Więcej treści sportowych znajdziesz też na Gazeta.pl
Czy zdaniem Zielińskiego winę w całej sytuacji głównie ponosi Mahir Emreli? "Być może wina leży głównie po stronie jego doradców. Bardzo źle oni rozgrywają ten temat, Mahir cały czas jest naszym zawodnikiem. Wykorzystują ten incydent pod swoje potrzeby, a to próba głupiego działania. Temat toczy się między prawnikami, a z naszej strony są wyważone argumenty. Nie wiem, czy zdają sobie z tego sprawę, ale agenci teraz szkodzą zawodnikowi. Trudno powiedzieć, jak to się rozstrzygnie" - dodał dyrektor sportowy Legii.

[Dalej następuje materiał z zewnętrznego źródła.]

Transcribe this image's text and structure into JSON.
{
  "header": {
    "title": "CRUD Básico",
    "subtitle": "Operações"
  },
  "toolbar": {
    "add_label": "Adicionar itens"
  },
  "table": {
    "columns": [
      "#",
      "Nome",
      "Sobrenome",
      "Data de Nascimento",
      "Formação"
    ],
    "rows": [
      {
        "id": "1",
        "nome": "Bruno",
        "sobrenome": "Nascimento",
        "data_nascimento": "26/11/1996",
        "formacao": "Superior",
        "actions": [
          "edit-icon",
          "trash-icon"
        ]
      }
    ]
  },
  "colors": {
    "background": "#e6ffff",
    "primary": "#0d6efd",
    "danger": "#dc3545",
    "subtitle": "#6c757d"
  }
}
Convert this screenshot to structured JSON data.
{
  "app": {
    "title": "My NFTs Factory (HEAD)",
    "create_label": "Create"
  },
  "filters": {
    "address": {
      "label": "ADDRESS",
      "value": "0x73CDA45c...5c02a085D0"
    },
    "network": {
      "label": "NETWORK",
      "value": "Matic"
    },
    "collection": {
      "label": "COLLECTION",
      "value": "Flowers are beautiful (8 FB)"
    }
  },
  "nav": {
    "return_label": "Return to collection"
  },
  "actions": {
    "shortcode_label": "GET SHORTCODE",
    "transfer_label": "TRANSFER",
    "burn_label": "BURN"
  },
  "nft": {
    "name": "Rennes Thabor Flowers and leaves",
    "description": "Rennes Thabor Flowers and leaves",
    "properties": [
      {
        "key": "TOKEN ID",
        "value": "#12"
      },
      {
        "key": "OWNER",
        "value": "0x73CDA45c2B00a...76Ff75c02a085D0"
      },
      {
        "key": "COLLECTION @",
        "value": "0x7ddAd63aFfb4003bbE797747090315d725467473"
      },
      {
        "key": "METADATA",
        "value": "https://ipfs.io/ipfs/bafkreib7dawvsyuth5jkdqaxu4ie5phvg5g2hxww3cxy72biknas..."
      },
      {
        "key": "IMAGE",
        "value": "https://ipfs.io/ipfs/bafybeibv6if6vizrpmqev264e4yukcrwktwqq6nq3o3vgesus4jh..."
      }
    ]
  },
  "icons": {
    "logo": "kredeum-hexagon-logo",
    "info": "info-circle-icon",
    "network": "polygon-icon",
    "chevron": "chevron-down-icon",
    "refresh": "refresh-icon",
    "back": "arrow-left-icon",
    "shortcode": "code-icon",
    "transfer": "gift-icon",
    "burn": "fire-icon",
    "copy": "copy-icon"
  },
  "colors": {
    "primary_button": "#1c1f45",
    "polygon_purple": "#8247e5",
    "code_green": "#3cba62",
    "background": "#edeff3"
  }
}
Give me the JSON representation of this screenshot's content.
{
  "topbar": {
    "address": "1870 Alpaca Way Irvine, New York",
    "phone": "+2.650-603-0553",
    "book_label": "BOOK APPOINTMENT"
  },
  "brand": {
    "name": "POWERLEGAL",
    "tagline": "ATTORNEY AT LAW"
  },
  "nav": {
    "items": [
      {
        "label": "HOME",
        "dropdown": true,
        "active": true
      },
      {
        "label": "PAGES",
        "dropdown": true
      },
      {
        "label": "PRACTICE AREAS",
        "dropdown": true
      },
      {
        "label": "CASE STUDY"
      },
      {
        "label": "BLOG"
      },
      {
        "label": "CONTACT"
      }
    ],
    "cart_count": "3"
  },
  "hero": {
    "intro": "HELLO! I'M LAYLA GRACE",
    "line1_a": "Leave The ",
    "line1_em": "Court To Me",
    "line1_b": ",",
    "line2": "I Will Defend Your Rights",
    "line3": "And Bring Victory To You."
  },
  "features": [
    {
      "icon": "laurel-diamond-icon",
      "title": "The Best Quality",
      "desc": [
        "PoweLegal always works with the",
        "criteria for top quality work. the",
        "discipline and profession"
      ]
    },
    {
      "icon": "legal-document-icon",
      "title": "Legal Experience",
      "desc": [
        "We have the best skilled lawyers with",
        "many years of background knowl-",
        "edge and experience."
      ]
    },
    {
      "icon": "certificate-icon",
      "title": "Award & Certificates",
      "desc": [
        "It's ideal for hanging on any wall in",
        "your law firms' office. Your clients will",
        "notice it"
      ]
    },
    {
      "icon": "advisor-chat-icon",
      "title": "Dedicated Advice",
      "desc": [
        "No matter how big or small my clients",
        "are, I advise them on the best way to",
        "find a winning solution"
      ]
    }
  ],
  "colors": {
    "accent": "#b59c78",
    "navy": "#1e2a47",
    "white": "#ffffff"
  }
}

Mahir Emreli ma ważny kontrakt z Legią Warszawa do końca czerwca 2024 roku i w tym sezonie zdobył 11 bramek w 33 meczach. Media w Azerbejdżanie podają, że Emreli ma się związać z tureckim Basaksehirem, a wcześniej napastnik był przymierzany do takich klubów, jak Dinamo Zagrzeb, Leicester City czy Ferencvaros.